Ehpad : les mesures annoncées par le gouvernement demeurent insuffisantes

InFO militante par Chloé Bouvier, L’inFO militante

Plus de contrôles dans les Ehpad et davantage d’informations pour les familles, formation à la maltraitance pour les salariés… Les mesures de l’exécutif concernant les maisons de retraites apparaissent minimes au regard de problèmes que connaît le secteur estime Franck Houlgatte de l’UNSP-FO qui y voit « un coup médiatique », d’autant que la question des faibles rémunérations et du manque d’effectif n’est pas abordée.

À la suite du scandale Orpea, le sujet de la gestion des maisons de retraite se retrouve au premier plan. Le livre-enquête Les Fossoyeurs écrit par le journaliste Victor Castanet a déclenché de nombreuses réactions et missions parlementaires. Une enquête de l’Inspection générale des affaires sociales (IGAS) et de l’Inspection générale des finances (IGF) est d’ailleurs attendue.

Pour autant, les mesures annoncées par le gouvernement laissent un goût de « pas assez ». Le 8 mars, en visite dans un Ehpad, le ministre de la Santé Olivier Véran a détaillé une série de mesures visant à renforcer les contrôles de ces établissements. Une opération de communication, estime Franck Houlgatte, secrétaire général de l’UNSP-FO. On voit qu’il s’agit d’un coup médiatique, sans qu’il y ait une réelle volonté d’améliorer les choses.

Contrôles et transparence, pour quelle efficacité ?

L’exécutif prévoit un programme de contrôle des 7 500 Ehpad français dans les deux ans à venir. Ces contrôles existent déjà, et l’on constate que cela ne fonctionne pas. Les établissements sont prévenus en amont, parfois un mois avant, ce qui leur donne la possibilité de se préparer, souligne le militant. D’autant que ces contrôles sont diligentés par les Agences Régionales de Santé (ARS), qui financent une partie des Ehpad. Nous ne sommes pas contre les contrôles, mais pour qu’ils soient efficaces, ces opérations doivent être menées dans de bonnes conditions.

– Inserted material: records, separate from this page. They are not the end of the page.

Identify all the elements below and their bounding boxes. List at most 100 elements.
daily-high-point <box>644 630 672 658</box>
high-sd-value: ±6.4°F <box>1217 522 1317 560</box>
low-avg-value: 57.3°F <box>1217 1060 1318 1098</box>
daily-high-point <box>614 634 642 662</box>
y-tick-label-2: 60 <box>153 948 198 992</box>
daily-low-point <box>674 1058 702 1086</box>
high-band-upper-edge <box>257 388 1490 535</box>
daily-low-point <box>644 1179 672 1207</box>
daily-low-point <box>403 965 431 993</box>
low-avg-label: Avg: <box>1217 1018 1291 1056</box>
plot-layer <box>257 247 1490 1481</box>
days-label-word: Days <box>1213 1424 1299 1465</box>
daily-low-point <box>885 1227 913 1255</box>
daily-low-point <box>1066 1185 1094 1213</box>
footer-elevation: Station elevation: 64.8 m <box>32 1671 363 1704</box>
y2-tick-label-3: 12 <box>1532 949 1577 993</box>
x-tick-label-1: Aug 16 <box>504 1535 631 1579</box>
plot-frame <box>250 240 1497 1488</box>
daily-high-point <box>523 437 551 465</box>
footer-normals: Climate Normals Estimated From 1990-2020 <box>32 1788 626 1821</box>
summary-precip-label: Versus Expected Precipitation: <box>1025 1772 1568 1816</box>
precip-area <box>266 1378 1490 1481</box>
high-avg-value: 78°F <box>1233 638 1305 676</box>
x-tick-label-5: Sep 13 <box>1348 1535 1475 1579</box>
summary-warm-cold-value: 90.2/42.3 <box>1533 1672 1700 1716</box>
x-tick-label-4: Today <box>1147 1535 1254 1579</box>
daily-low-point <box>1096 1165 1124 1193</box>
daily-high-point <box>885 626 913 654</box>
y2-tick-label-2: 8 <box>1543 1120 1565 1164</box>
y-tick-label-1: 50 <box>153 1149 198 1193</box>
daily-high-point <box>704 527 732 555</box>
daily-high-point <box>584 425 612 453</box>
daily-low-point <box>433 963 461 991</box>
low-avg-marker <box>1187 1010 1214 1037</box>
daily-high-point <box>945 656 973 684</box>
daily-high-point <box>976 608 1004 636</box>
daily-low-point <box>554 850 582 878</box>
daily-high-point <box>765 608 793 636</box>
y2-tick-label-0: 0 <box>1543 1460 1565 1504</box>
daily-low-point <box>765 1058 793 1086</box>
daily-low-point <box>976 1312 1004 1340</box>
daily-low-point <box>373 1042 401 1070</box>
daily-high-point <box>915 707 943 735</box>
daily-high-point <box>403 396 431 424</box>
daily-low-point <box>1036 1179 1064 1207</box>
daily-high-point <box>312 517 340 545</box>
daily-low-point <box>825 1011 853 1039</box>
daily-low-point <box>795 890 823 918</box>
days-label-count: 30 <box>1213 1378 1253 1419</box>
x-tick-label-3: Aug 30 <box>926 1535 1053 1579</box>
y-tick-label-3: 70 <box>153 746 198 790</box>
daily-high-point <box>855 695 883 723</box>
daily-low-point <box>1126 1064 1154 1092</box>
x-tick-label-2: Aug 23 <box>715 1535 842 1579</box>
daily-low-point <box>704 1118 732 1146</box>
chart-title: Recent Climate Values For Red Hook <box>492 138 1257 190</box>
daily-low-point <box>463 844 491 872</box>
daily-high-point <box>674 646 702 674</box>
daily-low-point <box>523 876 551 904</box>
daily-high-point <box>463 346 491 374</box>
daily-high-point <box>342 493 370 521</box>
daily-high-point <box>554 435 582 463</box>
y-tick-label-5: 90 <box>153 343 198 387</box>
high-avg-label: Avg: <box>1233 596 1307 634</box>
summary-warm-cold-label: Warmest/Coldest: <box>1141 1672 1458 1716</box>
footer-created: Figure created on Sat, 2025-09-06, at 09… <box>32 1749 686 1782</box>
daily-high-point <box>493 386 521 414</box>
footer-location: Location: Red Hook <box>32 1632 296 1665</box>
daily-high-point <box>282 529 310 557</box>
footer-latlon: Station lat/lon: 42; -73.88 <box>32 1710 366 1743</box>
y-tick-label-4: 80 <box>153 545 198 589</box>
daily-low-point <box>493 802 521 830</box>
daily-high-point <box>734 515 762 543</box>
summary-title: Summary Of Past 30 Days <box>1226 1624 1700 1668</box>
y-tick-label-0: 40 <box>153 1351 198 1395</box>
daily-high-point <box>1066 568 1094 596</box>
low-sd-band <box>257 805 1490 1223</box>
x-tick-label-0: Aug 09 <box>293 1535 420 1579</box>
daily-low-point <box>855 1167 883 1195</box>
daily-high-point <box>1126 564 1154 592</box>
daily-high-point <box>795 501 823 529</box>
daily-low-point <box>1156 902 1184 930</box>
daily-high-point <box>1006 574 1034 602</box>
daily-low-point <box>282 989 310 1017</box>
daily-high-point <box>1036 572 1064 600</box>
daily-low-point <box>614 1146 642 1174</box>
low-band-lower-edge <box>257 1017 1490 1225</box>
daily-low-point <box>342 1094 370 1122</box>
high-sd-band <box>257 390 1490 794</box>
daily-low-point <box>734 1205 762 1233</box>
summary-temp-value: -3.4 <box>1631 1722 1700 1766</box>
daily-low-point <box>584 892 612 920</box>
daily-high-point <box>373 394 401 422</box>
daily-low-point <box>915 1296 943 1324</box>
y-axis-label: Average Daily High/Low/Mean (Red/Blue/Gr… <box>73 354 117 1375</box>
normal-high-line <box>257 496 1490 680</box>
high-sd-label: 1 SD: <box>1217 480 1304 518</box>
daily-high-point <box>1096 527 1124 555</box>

Il faut des contrôles inopinés menés par un organisme indépendant.

Le second axe du plan Ehpad présenté par le gouvernement est celui de la « transparence ». Au cours de ces cinq dernières années, un portail permettant aux familles de comparer les tarifs et le reste à charge entre les établissements a été mis en place par le gouvernement. Olivier Véran a annoncé que ce portail serait amélioré avec ajout d’une dizaine d’indicateurs, parmi lesquels le taux d’encadrement ou le budget quotidien pour les repas par personne. Mais, analyse le militant si ces indicateurs sont remplis par l’établissement, sans qu’ils ne soient véritablement contrôlés, cela ne sert pas à grand-chose. On parle de transparence mais sans qu’elle soit effective, note le militant.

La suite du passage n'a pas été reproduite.